Mrs. William Clinton, well, she is another story. Bad, bad news. Bill was just a goober made good. Mrs. William Clinton was more like an alien who comandeered a human body. She wants to be President, but she will never be my president (OK, revelation: no woman who is neither a Hapsburg nor a Mussolini will ever be the head of any state that I pledge fidelity to. I remain an entrenched sexist). She has vacant eyes, even though they dart around.
Now this Kerry fellow seems much more like Mrs. William Clinton. I can get into voting against him. I am even remaining true to my lukewarm endorsement of the Protestant Bush, simply because of my view of Kerry. I never voted for Clinton, but I also never voted for Bush Sr., nor for Bobdole (very senior). Instead I voted for Libertarians and the like.
I had a similar loathing of Gore, and voted for little Bush. Every time I have a slight feeling of regret, I think of Al Gore and feel proud to have voted for Bush. So proud that when I look at Kerry, I want to do it all over again.
So, here we are, getting closer and closer. I still do not like Bush (it's that "you see" stuff that drives me batty) and still avoid voting for Protestants on general principles (which leaves Kerry out in the cold, too), but I am still endorsing Bush. I listened to snippets from both candidates today. Bush almost lost me with his "ya see..." and then a bunch of sap about looove. Kerry lost me the minute I heard that grating voice.
In fact, when I hear Kerry or a Kennedy, I am forced to recall Abraham's words to God about Sodom. We need to find 10 good men in Massachussetts. We have Mark, there are the Mello Brothers, who make those great linguicas, and, uh, well...

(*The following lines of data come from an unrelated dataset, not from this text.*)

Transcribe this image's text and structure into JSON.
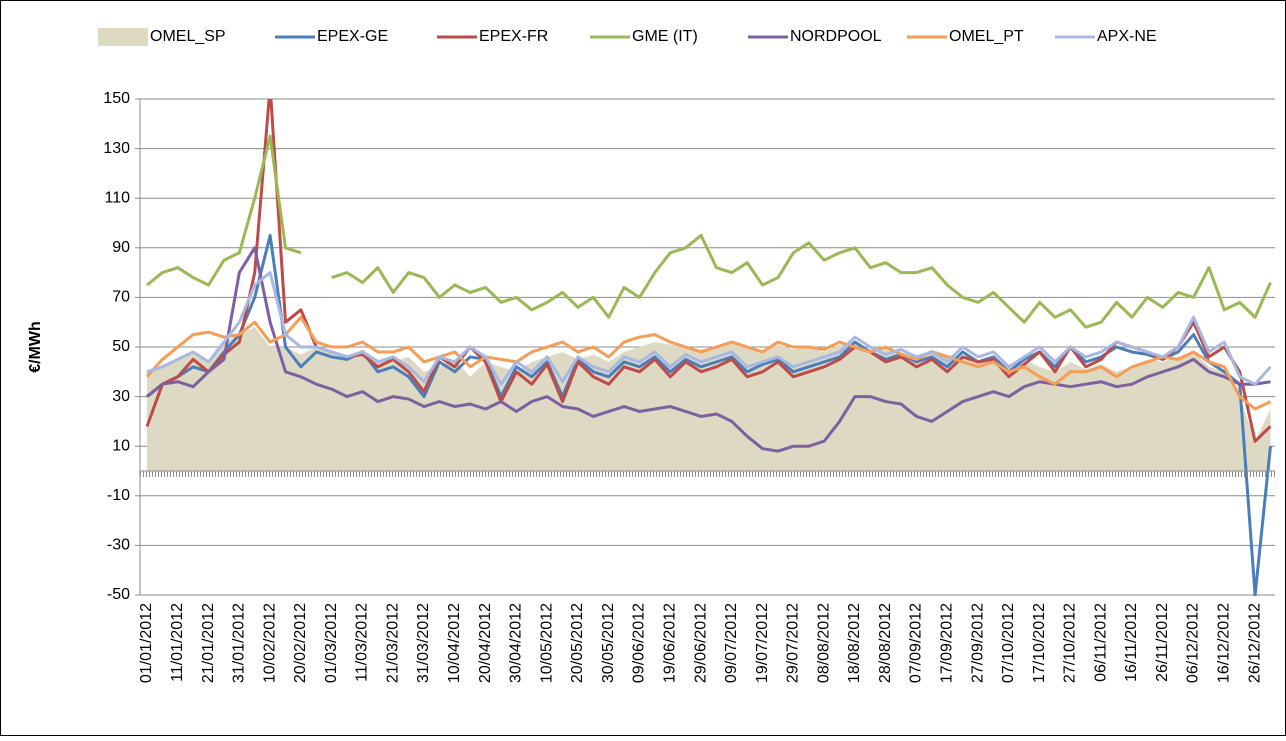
{
  "chart_data": {
    "type": "line",
    "y_label": "€/MWh",
    "ylim": [
      -50,
      150
    ],
    "yticks": [
      -50,
      -30,
      -10,
      10,
      30,
      50,
      70,
      90,
      110,
      130,
      150
    ],
    "grid": true,
    "legend": "top",
    "categories": [
      "01/01/2012",
      null,
      "11/01/2012",
      null,
      "21/01/2012",
      null,
      "31/01/2012",
      null,
      "10/02/2012",
      null,
      "20/02/2012",
      null,
      "01/03/2012",
      null,
      "11/03/2012",
      null,
      "21/03/2012",
      null,
      "31/03/2012",
      null,
      "10/04/2012",
      null,
      "20/04/2012",
      null,
      "30/04/2012",
      null,
      "10/05/2012",
      null,
      "20/05/2012",
      null,
      "30/05/2012",
      null,
      "09/06/2012",
      null,
      "19/06/2012",
      null,
      "29/06/2012",
      null,
      "09/07/2012",
      null,
      "19/07/2012",
      null,
      "29/07/2012",
      null,
      "08/08/2012",
      null,
      "18/08/2012",
      null,
      "28/08/2012",
      null,
      "07/09/2012",
      null,
      "17/09/2012",
      null,
      "27/09/2012",
      null,
      "07/10/2012",
      null,
      "17/10/2012",
      null,
      "27/10/2012",
      null,
      "06/11/2012",
      null,
      "16/11/2012",
      null,
      "26/11/2012",
      null,
      "06/12/2012",
      null,
      "16/12/2012",
      null,
      "26/12/2012",
      null
    ],
    "series": [
      {
        "name": "OMEL_SP",
        "type": "area",
        "color": "#ddd9c3",
        "values": [
          40,
          42,
          45,
          48,
          44,
          52,
          55,
          58,
          50,
          50,
          47,
          50,
          48,
          46,
          49,
          45,
          44,
          46,
          40,
          42,
          45,
          38,
          44,
          42,
          40,
          44,
          46,
          48,
          45,
          47,
          44,
          48,
          50,
          52,
          51,
          50,
          49,
          50,
          52,
          50,
          48,
          51,
          49,
          50,
          48,
          51,
          52,
          49,
          50,
          48,
          46,
          49,
          47,
          45,
          44,
          46,
          43,
          45,
          42,
          40,
          44,
          41,
          43,
          40,
          42,
          45,
          44,
          46,
          48,
          42,
          40,
          30,
          12,
          25
        ]
      },
      {
        "name": "EPEX-GE",
        "type": "line",
        "color": "#4a7ebb",
        "values": [
          30,
          35,
          38,
          42,
          40,
          48,
          55,
          70,
          95,
          50,
          42,
          48,
          46,
          45,
          48,
          40,
          42,
          38,
          30,
          44,
          40,
          46,
          45,
          30,
          42,
          38,
          44,
          30,
          45,
          40,
          38,
          44,
          42,
          46,
          40,
          45,
          42,
          44,
          46,
          40,
          43,
          45,
          40,
          42,
          44,
          46,
          52,
          48,
          45,
          47,
          44,
          46,
          42,
          48,
          44,
          46,
          40,
          45,
          48,
          42,
          50,
          44,
          46,
          50,
          48,
          47,
          45,
          48,
          55,
          44,
          40,
          35,
          -50,
          10
        ]
      },
      {
        "name": "EPEX-FR",
        "type": "line",
        "color": "#be4b48",
        "values": [
          18,
          35,
          38,
          45,
          40,
          47,
          52,
          80,
          155,
          60,
          65,
          50,
          48,
          46,
          47,
          42,
          45,
          40,
          32,
          46,
          42,
          50,
          44,
          28,
          40,
          35,
          43,
          28,
          44,
          38,
          35,
          42,
          40,
          45,
          38,
          44,
          40,
          42,
          45,
          38,
          40,
          44,
          38,
          40,
          42,
          45,
          50,
          48,
          44,
          46,
          42,
          45,
          40,
          46,
          44,
          45,
          38,
          43,
          48,
          40,
          50,
          42,
          45,
          52,
          50,
          48,
          45,
          50,
          60,
          46,
          50,
          40,
          12,
          18
        ]
      },
      {
        "name": "GME (IT)",
        "type": "line",
        "color": "#98b954",
        "values": [
          75,
          80,
          82,
          78,
          75,
          85,
          88,
          110,
          135,
          90,
          88,
          null,
          78,
          80,
          76,
          82,
          72,
          80,
          78,
          70,
          75,
          72,
          74,
          68,
          70,
          65,
          68,
          72,
          66,
          70,
          62,
          74,
          70,
          80,
          88,
          90,
          95,
          82,
          80,
          84,
          75,
          78,
          88,
          92,
          85,
          88,
          90,
          82,
          84,
          80,
          80,
          82,
          75,
          70,
          68,
          72,
          66,
          60,
          68,
          62,
          65,
          58,
          60,
          68,
          62,
          70,
          66,
          72,
          70,
          82,
          65,
          68,
          62,
          76
        ]
      },
      {
        "name": "NORDPOOL",
        "type": "line",
        "color": "#7d60a0",
        "values": [
          30,
          35,
          36,
          34,
          40,
          45,
          80,
          90,
          60,
          40,
          38,
          35,
          33,
          30,
          32,
          28,
          30,
          29,
          26,
          28,
          26,
          27,
          25,
          28,
          24,
          28,
          30,
          26,
          25,
          22,
          24,
          26,
          24,
          25,
          26,
          24,
          22,
          23,
          20,
          14,
          9,
          8,
          10,
          10,
          12,
          20,
          30,
          30,
          28,
          27,
          22,
          20,
          24,
          28,
          30,
          32,
          30,
          34,
          36,
          35,
          34,
          35,
          36,
          34,
          35,
          38,
          40,
          42,
          45,
          40,
          38,
          35,
          35,
          36
        ]
      },
      {
        "name": "OMEL_PT",
        "type": "line",
        "color": "#f59d56",
        "values": [
          38,
          45,
          50,
          55,
          56,
          54,
          55,
          60,
          52,
          55,
          62,
          52,
          50,
          50,
          52,
          48,
          48,
          50,
          44,
          46,
          48,
          42,
          46,
          45,
          44,
          48,
          50,
          52,
          48,
          50,
          46,
          52,
          54,
          55,
          52,
          50,
          48,
          50,
          52,
          50,
          48,
          52,
          50,
          50,
          49,
          52,
          50,
          48,
          50,
          47,
          45,
          48,
          46,
          44,
          42,
          44,
          40,
          42,
          38,
          35,
          40,
          40,
          42,
          38,
          42,
          44,
          46,
          45,
          48,
          44,
          42,
          30,
          25,
          28
        ]
      },
      {
        "name": "APX-NE",
        "type": "line",
        "color": "#a7b9e3",
        "values": [
          40,
          42,
          45,
          48,
          44,
          52,
          60,
          75,
          80,
          55,
          50,
          50,
          48,
          46,
          48,
          44,
          46,
          42,
          36,
          46,
          44,
          50,
          46,
          35,
          44,
          40,
          46,
          36,
          46,
          42,
          40,
          46,
          44,
          48,
          42,
          47,
          44,
          46,
          48,
          42,
          44,
          46,
          42,
          44,
          46,
          48,
          54,
          50,
          47,
          49,
          46,
          48,
          44,
          50,
          46,
          48,
          42,
          46,
          50,
          44,
          50,
          46,
          48,
          52,
          50,
          48,
          46,
          50,
          62,
          48,
          52,
          38,
          35,
          42
        ]
      }
    ]
  }
}
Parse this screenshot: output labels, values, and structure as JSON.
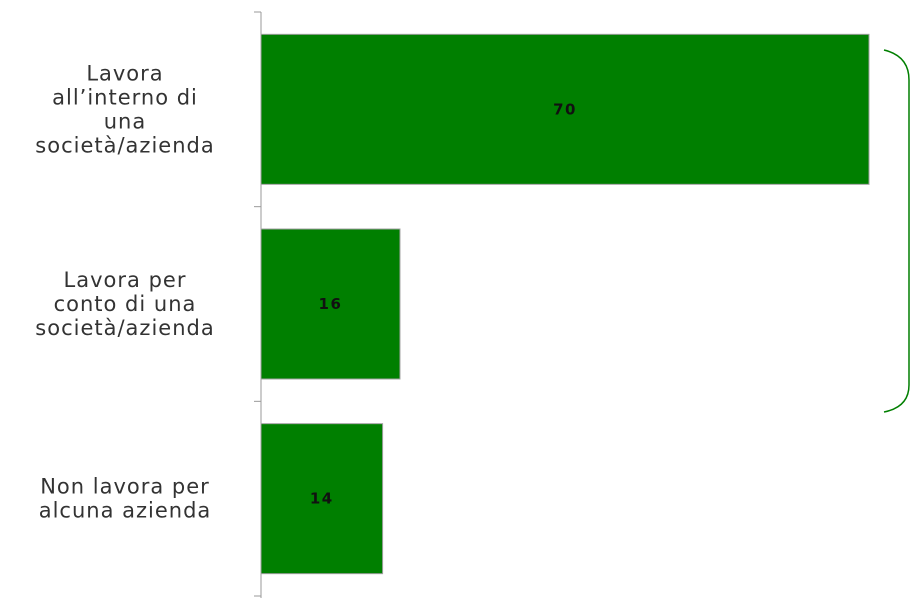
{
  "chart_data": {
    "type": "bar",
    "orientation": "horizontal",
    "categories": [
      "Lavora all’interno di una società/azienda",
      "Lavora per conto di una società/azienda",
      "Non lavora per alcuna azienda"
    ],
    "values": [
      70,
      16,
      14
    ],
    "data_labels": [
      "70",
      "16",
      "14"
    ],
    "xlim": [
      0,
      70
    ],
    "bar_color": "#007f00",
    "bracket_color": "#007f00",
    "grid": false,
    "legend": "none"
  }
}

So, here is the belated Friday One Hundred/Fifty?/Howabout Five?
1. List in the comments' boxes seven people who should be held up to God as reasons not to smite Massachussetts.
2. Help! Harvard lost some of the biggest fruitcakes on its faculty to Princeton. In honor of the occasion, create some sort of award for Cornel West.
3. Write an all-rhymed acceptance speech for Professor West.
4. Earn a chance at being a sportscaster for a day! California and Massachussetts seem locked in a fanatical battle to lead the world into complete moral decay. In your best adrenaline-charged voice, narrate events. C'mon. Give it your all! Give it all you've got! Give 110% and don't forget the basic fundamentals. Remember the goal of this football game is to get the football, to move the football over the goal line, and then to kick it between goal posts. It all boils down to the team that does this the most, wins the game. Any comment, Pat?
5. Describe an experience you had with Moxie or fiddlehead ferns.
Posted by erik at August 4, 2004 12:40 AM | TrackBack
Well, there's always Domenico Betinelli, Jr. (see http://bettnet.dyndns.org/blog/weblog.php?id=0). I suspect he knows some good people in the Commonwealth who might help you meet your bogey of ten.
Posted by: Seamus at August 6, 2004 1:52 PMThanks for the pass on the Lot's Wife Treatment: you are a benevolent dictator-to-be!
As I could readily list more than seven members of my immediate family who I believe would give God reason to stay His mighty hand, I shall try to come up with seven Bay Staters unrelated to me who might stave off Divine Retribution.
I'm working on it. The political arena, I'm afraid, won't yield many candidates. Arts & Letters? I'd say off the bat the presence of David McCullough on Martha's Vineyard should count for something.
As for Moxie, the appeal eludes me, but there are those in Maine who swear by it. Just the thing with hot dogs tinted with red dye.